Puzzeln für die Unterbringung
Mitte sucht weiterhin nach geeigneten Grundstücken zur Flüchtlingsunterbringung
»Ein Koalitionspartner forderte eine Obergrenze, der andere eine Untergrenze«, sagt Christian Hanke (SPD), Bezirksbürgermeister von Mitte über den Kompromiss der rot-schwarzen Senatskoalition zur Standortfrage für Flüchtlingsunterkünfte. Für Mitte habe das Konsequenzen, da im Rahmen der früheren Immobilienpolitik der Bezirk alle nicht genutzten Gebäude an den Liegenschaftsfonds abgegeben habe. Der Großteil ist inzwischen verkauft.
60 Standorte für die auf 40 bis 50 Jahre Lebensdauer ausgelegten Modularen Unterkünfte für Flüchtlinge (MUF) und 30 Grundstücke für Container mit einer geplanten Nutzungszeit von drei bis fünf Jahren sollen dieses Jahr identifiziert und möglichst auch bebaut werden. Er teile völlig diese Linie von Finanzsenator Matthias Kollatz-Ahnen (SPD), sagt Hanke, »mir fehlt nur die Fantasie, wie ich auf die fünf Standorte komme«. Es gebe inzwischen die Verabredung mit Kollatz-Ahnen, dass der Bezirk auch kleinere Grundstücke anbieten könne, solange die geplante Gesamtkapazität von 2500 Unterzubringenden erreicht werde.
»Kann man hier Container oder MUFs hinstellen?« Diese Frage begleite Hanke auf jeder Fahrt durch den Bezirk. In Prüfung sei das Areal am Zentralen Festplatz für die Unterbringung von 500 bis 1500 Flüchtlingen. Das Gebiet zwischen Autobahn, Kaserne und Kanal ist alles andere als zentral. »Das ist nicht wirklich geeignet, weil es überhaupt keine Anbindung an den Stadtteil gibt«, sagt Hanke. Außerdem gehe der Schaustellerverband auf die Barrikaden. »Wir scannen auch Flächen unter 5000 Quadratmetern«, sagt der Bezirksbürgermeister.
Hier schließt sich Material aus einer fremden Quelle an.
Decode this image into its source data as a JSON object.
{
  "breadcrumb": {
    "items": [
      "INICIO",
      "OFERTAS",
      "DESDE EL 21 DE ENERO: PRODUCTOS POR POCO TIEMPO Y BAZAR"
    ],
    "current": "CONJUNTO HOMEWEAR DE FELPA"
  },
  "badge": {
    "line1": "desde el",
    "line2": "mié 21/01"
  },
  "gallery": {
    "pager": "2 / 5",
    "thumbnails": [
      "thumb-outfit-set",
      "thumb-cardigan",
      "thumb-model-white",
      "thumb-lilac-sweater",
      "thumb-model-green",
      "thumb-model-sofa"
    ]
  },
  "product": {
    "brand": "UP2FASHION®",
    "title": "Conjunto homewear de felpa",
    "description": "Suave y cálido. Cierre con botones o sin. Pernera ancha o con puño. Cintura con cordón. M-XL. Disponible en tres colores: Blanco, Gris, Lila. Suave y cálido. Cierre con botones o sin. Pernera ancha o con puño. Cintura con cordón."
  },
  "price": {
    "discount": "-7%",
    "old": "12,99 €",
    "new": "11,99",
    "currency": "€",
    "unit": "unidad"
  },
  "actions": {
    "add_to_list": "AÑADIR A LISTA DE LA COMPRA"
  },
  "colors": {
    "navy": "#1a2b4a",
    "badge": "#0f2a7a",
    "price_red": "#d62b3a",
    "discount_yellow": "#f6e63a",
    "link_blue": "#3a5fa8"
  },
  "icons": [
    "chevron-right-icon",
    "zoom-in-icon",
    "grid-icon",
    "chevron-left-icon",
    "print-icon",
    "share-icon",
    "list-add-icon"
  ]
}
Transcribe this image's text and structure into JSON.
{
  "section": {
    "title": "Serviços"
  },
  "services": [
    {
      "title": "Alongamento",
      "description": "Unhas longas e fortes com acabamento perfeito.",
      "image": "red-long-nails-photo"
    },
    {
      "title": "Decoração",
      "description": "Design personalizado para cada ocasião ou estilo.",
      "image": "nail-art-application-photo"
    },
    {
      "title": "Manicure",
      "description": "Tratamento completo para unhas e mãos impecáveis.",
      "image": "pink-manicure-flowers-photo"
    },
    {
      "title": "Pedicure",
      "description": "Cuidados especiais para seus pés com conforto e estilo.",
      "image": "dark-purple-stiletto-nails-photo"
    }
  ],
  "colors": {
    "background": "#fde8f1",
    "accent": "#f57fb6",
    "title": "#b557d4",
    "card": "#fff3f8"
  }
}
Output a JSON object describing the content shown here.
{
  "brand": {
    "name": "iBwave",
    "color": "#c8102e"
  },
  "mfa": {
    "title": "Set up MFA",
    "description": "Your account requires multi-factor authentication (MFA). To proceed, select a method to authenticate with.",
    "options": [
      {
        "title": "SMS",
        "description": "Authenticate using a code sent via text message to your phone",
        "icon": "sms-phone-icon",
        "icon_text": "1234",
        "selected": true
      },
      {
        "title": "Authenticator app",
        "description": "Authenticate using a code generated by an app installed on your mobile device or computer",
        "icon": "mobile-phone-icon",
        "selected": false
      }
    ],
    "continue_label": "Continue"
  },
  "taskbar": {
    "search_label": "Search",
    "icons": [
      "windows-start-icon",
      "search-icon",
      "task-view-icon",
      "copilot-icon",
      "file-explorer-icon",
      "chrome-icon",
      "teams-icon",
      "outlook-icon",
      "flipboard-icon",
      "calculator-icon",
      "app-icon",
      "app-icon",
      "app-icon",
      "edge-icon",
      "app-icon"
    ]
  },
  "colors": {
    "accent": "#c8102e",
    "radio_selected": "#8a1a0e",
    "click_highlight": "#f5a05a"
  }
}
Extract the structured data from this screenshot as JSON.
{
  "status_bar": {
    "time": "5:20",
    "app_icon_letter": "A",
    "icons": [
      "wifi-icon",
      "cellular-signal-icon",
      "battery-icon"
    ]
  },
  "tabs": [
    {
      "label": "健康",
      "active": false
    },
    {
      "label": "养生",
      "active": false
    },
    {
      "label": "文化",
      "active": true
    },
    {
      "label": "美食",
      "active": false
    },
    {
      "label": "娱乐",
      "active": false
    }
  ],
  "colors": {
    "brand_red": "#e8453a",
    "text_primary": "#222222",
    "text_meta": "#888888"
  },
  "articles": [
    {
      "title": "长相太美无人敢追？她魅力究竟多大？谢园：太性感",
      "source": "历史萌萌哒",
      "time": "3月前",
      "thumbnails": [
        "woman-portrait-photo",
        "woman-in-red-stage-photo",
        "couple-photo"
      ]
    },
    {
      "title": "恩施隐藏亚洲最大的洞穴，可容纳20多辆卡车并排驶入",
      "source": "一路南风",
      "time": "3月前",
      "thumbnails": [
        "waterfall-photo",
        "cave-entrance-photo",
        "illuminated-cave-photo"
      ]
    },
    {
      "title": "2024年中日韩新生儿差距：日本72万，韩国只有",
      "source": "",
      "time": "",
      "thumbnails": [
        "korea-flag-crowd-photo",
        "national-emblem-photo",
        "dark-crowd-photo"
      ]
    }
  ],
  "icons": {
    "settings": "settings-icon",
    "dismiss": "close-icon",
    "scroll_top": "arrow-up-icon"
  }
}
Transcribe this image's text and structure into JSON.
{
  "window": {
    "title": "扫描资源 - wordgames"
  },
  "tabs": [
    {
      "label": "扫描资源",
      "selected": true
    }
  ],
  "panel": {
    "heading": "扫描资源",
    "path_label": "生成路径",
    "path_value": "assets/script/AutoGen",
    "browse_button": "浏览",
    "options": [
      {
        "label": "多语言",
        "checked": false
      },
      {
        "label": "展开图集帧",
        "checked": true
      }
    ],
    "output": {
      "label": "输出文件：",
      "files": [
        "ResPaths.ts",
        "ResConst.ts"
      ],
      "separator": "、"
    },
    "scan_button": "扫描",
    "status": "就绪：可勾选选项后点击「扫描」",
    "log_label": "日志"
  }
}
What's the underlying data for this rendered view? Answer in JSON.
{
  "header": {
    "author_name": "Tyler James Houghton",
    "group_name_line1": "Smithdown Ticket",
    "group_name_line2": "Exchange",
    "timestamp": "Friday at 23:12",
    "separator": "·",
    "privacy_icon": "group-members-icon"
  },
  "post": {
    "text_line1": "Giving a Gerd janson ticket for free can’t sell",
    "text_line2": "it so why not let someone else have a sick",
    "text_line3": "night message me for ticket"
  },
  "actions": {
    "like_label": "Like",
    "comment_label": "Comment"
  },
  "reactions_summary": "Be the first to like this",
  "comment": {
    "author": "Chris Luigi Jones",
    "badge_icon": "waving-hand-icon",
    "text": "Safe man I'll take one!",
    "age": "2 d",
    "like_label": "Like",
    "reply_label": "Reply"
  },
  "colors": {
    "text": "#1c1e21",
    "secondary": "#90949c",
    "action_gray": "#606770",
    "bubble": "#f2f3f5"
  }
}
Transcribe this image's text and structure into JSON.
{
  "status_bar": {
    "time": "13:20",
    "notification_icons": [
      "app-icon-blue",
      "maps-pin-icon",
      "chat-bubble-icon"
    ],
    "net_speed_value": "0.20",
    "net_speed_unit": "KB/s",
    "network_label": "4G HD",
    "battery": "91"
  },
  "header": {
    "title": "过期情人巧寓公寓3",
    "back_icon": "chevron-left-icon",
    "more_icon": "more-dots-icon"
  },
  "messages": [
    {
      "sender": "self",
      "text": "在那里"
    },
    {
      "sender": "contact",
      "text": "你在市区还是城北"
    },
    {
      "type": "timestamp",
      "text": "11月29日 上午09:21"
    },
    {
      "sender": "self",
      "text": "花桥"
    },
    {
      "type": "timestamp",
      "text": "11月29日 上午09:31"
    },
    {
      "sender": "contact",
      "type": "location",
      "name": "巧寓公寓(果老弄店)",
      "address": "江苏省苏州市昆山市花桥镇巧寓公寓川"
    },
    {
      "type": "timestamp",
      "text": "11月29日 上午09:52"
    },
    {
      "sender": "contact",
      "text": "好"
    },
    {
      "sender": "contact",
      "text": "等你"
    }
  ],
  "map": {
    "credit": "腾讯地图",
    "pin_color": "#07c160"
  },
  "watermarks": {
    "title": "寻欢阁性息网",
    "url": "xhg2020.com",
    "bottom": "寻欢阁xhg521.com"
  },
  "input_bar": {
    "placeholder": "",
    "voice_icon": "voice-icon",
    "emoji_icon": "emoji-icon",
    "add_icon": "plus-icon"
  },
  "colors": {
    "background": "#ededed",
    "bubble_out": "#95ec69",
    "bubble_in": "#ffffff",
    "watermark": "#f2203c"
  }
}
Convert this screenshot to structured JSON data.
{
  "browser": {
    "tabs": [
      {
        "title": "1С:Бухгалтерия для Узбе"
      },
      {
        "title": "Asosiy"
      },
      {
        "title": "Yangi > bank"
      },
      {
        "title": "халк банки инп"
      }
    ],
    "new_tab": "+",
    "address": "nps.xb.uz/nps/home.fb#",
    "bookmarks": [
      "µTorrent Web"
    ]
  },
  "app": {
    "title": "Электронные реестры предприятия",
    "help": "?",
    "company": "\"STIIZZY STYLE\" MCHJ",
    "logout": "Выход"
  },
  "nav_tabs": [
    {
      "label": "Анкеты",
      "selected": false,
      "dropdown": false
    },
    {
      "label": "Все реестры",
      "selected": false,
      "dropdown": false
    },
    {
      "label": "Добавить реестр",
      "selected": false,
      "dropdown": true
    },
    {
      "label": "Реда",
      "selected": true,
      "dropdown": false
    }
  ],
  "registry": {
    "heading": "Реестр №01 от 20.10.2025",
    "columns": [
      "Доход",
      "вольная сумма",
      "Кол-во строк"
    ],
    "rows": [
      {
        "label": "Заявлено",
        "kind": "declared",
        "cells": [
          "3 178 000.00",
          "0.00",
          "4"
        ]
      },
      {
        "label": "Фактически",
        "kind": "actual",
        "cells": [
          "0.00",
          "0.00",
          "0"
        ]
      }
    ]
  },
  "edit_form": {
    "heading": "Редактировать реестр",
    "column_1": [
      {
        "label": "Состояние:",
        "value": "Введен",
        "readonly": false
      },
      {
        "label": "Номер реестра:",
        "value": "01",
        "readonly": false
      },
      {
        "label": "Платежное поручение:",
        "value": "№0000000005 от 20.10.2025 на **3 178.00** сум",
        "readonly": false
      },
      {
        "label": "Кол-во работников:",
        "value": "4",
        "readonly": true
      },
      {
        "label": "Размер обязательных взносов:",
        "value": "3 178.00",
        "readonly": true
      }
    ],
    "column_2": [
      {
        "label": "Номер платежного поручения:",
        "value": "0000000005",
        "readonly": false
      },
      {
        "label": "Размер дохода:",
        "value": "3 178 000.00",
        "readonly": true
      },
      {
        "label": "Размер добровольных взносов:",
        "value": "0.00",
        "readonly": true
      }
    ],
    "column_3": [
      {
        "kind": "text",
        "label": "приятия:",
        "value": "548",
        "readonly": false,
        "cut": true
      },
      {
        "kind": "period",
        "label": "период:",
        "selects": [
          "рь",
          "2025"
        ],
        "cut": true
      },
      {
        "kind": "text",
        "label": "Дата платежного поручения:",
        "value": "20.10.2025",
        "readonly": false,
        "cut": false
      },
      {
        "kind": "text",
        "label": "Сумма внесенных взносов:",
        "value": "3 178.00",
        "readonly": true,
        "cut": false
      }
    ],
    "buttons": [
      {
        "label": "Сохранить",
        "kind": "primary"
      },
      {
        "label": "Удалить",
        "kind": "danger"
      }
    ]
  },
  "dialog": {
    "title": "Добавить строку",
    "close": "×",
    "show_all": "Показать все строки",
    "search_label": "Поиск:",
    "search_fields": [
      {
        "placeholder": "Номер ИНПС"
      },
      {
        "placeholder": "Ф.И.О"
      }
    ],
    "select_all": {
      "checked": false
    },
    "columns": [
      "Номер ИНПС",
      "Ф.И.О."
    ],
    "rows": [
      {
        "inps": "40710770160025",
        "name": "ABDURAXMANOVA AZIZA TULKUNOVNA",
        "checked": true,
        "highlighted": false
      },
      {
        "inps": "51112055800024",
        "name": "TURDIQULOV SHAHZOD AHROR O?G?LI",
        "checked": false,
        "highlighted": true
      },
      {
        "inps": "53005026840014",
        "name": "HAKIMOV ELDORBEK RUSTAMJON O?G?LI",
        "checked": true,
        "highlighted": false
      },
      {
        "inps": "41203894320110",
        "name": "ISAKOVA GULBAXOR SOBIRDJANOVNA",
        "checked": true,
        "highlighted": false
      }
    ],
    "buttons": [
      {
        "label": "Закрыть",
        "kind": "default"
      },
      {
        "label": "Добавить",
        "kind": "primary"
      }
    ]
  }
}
Geprüft werde zum Beispiel der landeseigene Parkplatz beim Haus der Statistik am Alexanderplatz. Das wäre mit 250 Flüchtlingen ein kleinerer Standort. »Wir überlegen auch, ob wir die eine oder andere Grünanlage, die durch mangelnde Pflege in schlechtem Zustand ist, temporär für Container nutzen können«, so Hanke. So sei man bereits in den 1990er Jahren mit einer Fläche im Randbereich des Humboldthains verfahren. Mögliche Standorte will er allerdings noch nicht nennen.
Noch auf der aktuellen Liste ist das Gelände der Wiesenburg im Wedding. »Dort habe ich aber kein Interesse, die Entwicklung durch die Errichtung von MUFs zu zerschießen«, so Hanke. Für das Gelände des ehemaligen Obdachlosenasyls führen der Bezirk und die städtische Wohnungsbaugesellschaft degewo ein Werkstattverfahren durch. »Kunst, Soziales und Wohnen sollen dort zusammenkommen«, sagt der Bürgermeister und hofft, 2018 den Grundstein legen zu können. »Das wird sozialer Wohnungsbau für alle.«
Die von Mittes Sozialstadtrat Stephan von Dassel (Grüne) angeregte Anmietung von bis zu 2000 Plätzen in Hostels zur Unterbringung besonders schutzbedürftiger Flüchtlinge werde derzeit durch den Finanzsenator geprüft. »Bei uns schaut man genauer hin, als bei der freihändigen Vergabe durch das Landesamt für Gesundheit und Soziales (LAGeSo)«, begründet Hanke diesen Schritt.
Voran geht es auch mit den Planungen für das erweiterte Bürgeramt im Rathaus Tiergarten. Hanke rechnet mit etwa 1000 Bewerbern auf die 50 für alle Bezirke zentral ausgeschriebenen Stellen. »Ich hoffe, dass sie am 1. Mai eingestellt sein werden.« Bis sie ausreichend ausgebildet sind, werde allerdings noch weitere Zeit verstreichen. »Ab dem Sommer wird es dadurch eine spürbare Entlastung der Bürgerämter geben«, glaubt Hanke.
Dann soll das 20 Mitarbeiter starke »Kompetenzzentrum Bürgerdienste für Flüchtlinge« in Tiergarten seine Arbeit aufnehmen. Um mit den vorhanden Raumkapazitäten nutzen zu können, werden die Öffnungszeiten von 35 auf 50 Stunden pro Woche erhöht. »Entweder läuft alles normal, oder wir werden total überrannt«, sagt Hanke.